Hawai‘i's flagship convention venue is staring down a painful combo of leaky ceilings and a leaky budget after lawmakers yanked a key funding request out of a draft supplemental spending plan. The Hawai‘i Convention Center's long-awaited fix for chronic leaks is now in jeopardy after a $55 million line item was removed, putting its two-year repair schedule that began in early January 2026 on shakier ground. If the money is not restored, the center could reopen with some leak-related damage still unresolved, and event organizers warn that unfinished work would cost Hawai‘i valuable room nights and the tax revenue that comes with big conventions.
According to Honolulu Star-Advertiser, the House Finance Committee stripped the $55 million line from its draft supplemental budget. The Hawai‘i Tourism Authority had requested the package by pairing $34 million in new capital funding with $21 million from its enterprise fund. The cut hits a fiscal 2027 capital repairs plan that HTA and convention center officials say was designed to finally seal stubborn "hotspot" leak areas that have lingered despite earlier rounds of spending.
Lawmakers Heard Urgent Testimony
At a January budget briefing, HTA and convention center staff told the House Finance Committee that the rooftop terrace deck is the main culprit behind the leaks and that staff had already shifted internal funds to keep the project moving, according to the committee transcript. General manager Teri Orton and HTA staff detailed how unresolved leaks have forced them to close meeting spaces and why they are trying to concentrate the most disruptive work during the center's downtime, based on the hearing record hosted by Civil Beat.

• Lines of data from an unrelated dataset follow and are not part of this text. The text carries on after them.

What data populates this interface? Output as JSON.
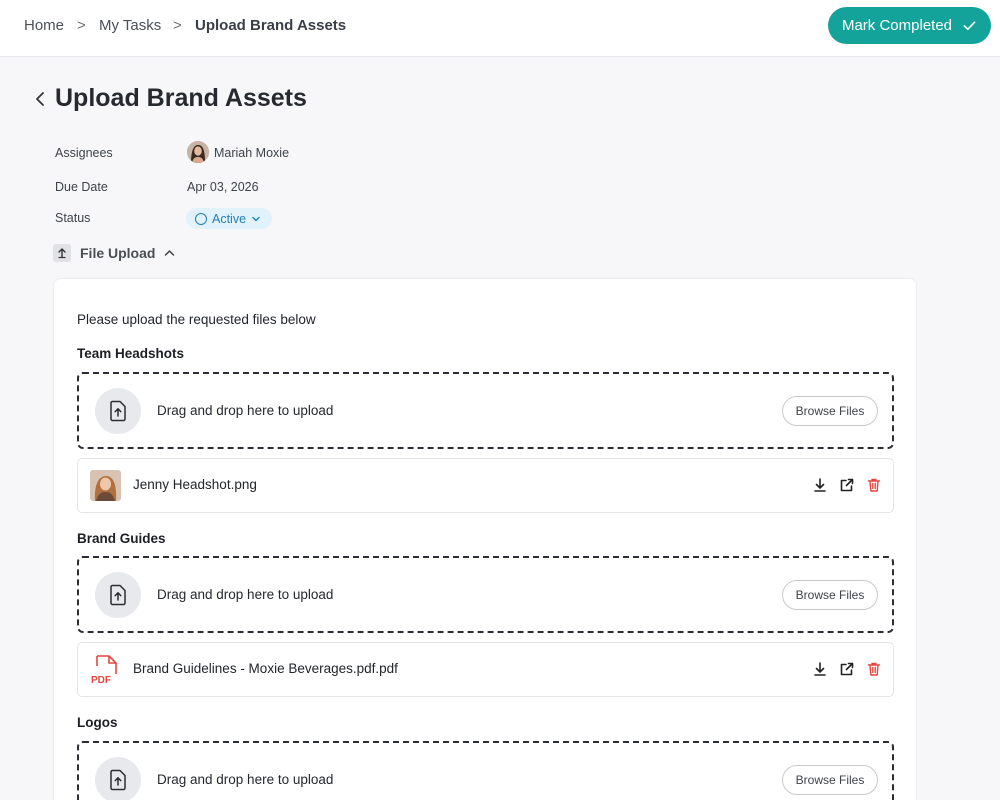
{
  "breadcrumb": {
    "items": [
      "Home",
      "My Tasks",
      "Upload Brand Assets"
    ],
    "separator": ">"
  },
  "header": {
    "mark_completed_label": "Mark Completed"
  },
  "page": {
    "title": "Upload Brand Assets"
  },
  "meta": {
    "assignees_label": "Assignees",
    "assignee_name": "Mariah Moxie",
    "due_date_label": "Due Date",
    "due_date_value": "Apr 03, 2026",
    "status_label": "Status",
    "status_value": "Active"
  },
  "file_upload": {
    "section_title": "File Upload",
    "intro": "Please upload the requested files below",
    "dropzone_text": "Drag and drop here to upload",
    "browse_label": "Browse Files",
    "groups": [
      {
        "title": "Team Headshots",
        "files": [
          {
            "name": "Jenny Headshot.png",
            "type": "image"
          }
        ]
      },
      {
        "title": "Brand Guides",
        "files": [
          {
            "name": "Brand Guidelines - Moxie Beverages.pdf.pdf",
            "type": "pdf",
            "badge": "PDF"
          }
        ]
      },
      {
        "title": "Logos",
        "files": []
      }
    ]
  },
  "colors": {
    "accent": "#14a39a",
    "status": "#1f80b8",
    "delete": "#e0493f",
    "pdf": "#e0493f"
  },
  "icons": [
    "chevron-right-icon",
    "check-icon",
    "chevron-left-icon",
    "chevron-down-icon",
    "upload-icon",
    "chevron-up-icon",
    "file-upload-icon",
    "download-icon",
    "external-link-icon",
    "trash-icon",
    "pdf-icon"
  ]
}
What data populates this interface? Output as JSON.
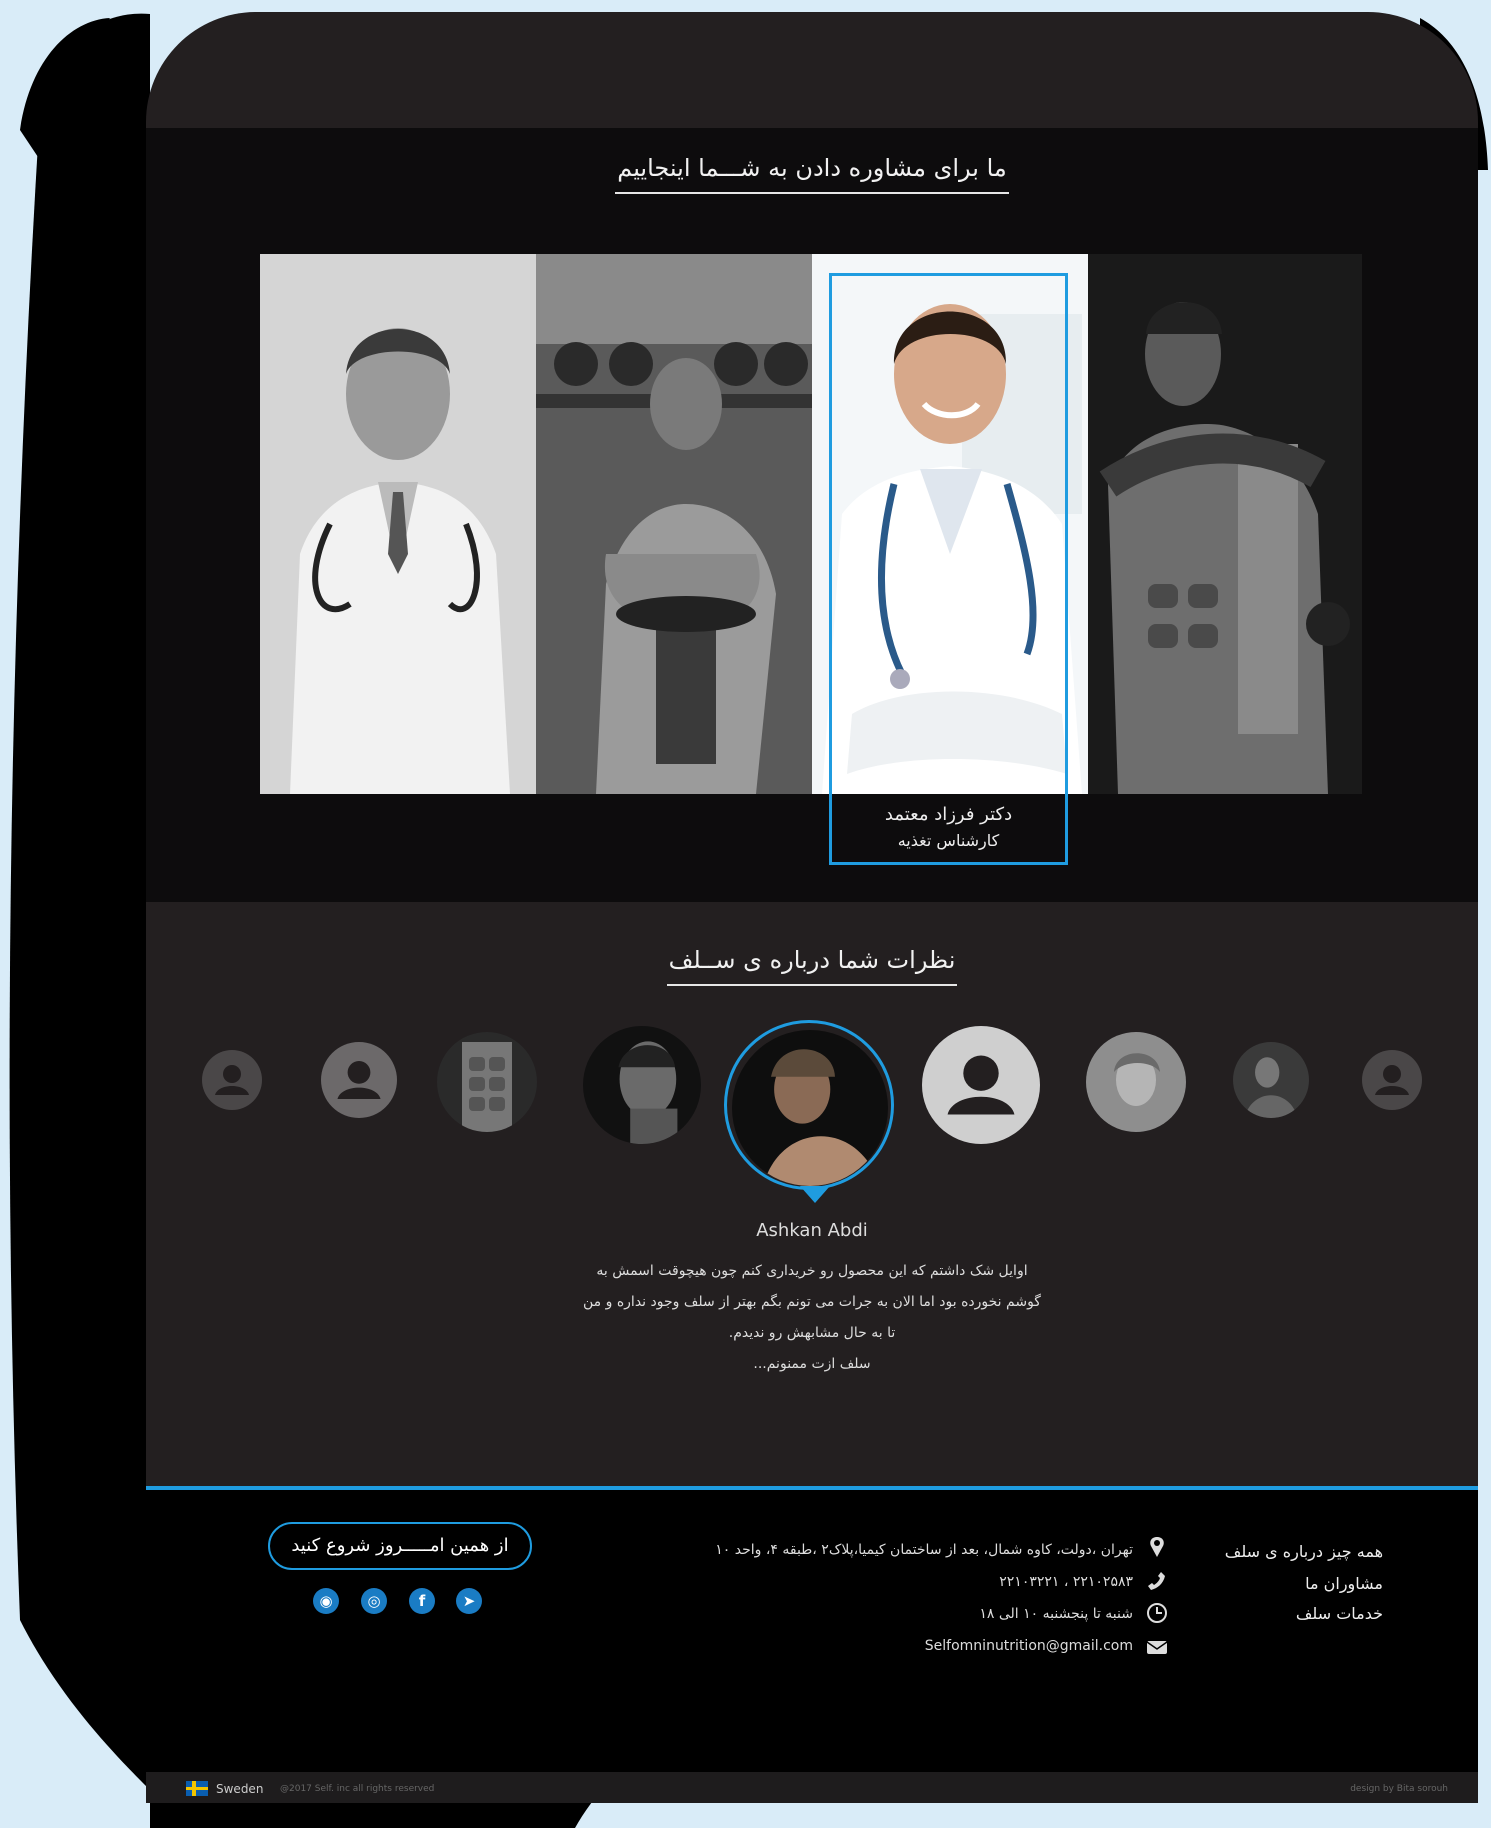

Repair Estimates Keep Climbing
The Hawai‘i Tourism Authority initially pegged the rooftop work as roughly a $64 million centerpiece when it announced modified operations for 2026 to 2027, but real-world bids and the two-year construction window have pushed that number higher. Hawaii News Now reported that estimates have climbed to about $87 million as crews uncovered more water-damaged material, which has strained the center's six-year capital plan and forced officials to reshuffle which projects get tackled first.
What $55 Million Would Buy And The Economic Stakes
The supplemental cash was supposed to fast-track dozens of leak-related jobs, from ballroom gutter fixes and foyer transom glass repairs to carpet replacement and other work on the building envelope. According to the Honolulu Star-Advertiser, Meet Hawai‘i told lawmakers it has 48 active leads that could bring an estimated 241,000 attendees, 438,000 hotel room nights and about $1.5 billion in economic impact, and the convention center contributes roughly $45 million a year in taxes to the state's tourism economy. Officials say that if repairs fall behind schedule, displaced citywide events and delayed bookings would ripple through hotels, caterers and ground transportation operators.
What Officials Say And What Happens Next
HTA leaders say they remain focused on completing the leak repairs during the closure and are pressing lawmakers to restore the supplemental funds or look at alternatives such as revenue bonds, if the convention center can legally take on debt. The committee transcript and HTA briefings depict officials trying to juggle project scope, timing and contractor accountability while limiting lost business for booked and prospective events. The House Finance calendar indicates that final calls on the supplemental budget are expected in the coming weeks. For now, the $55 million question, and whether Hawai‘i can avoid deeper convention losses, is still hanging in the balance.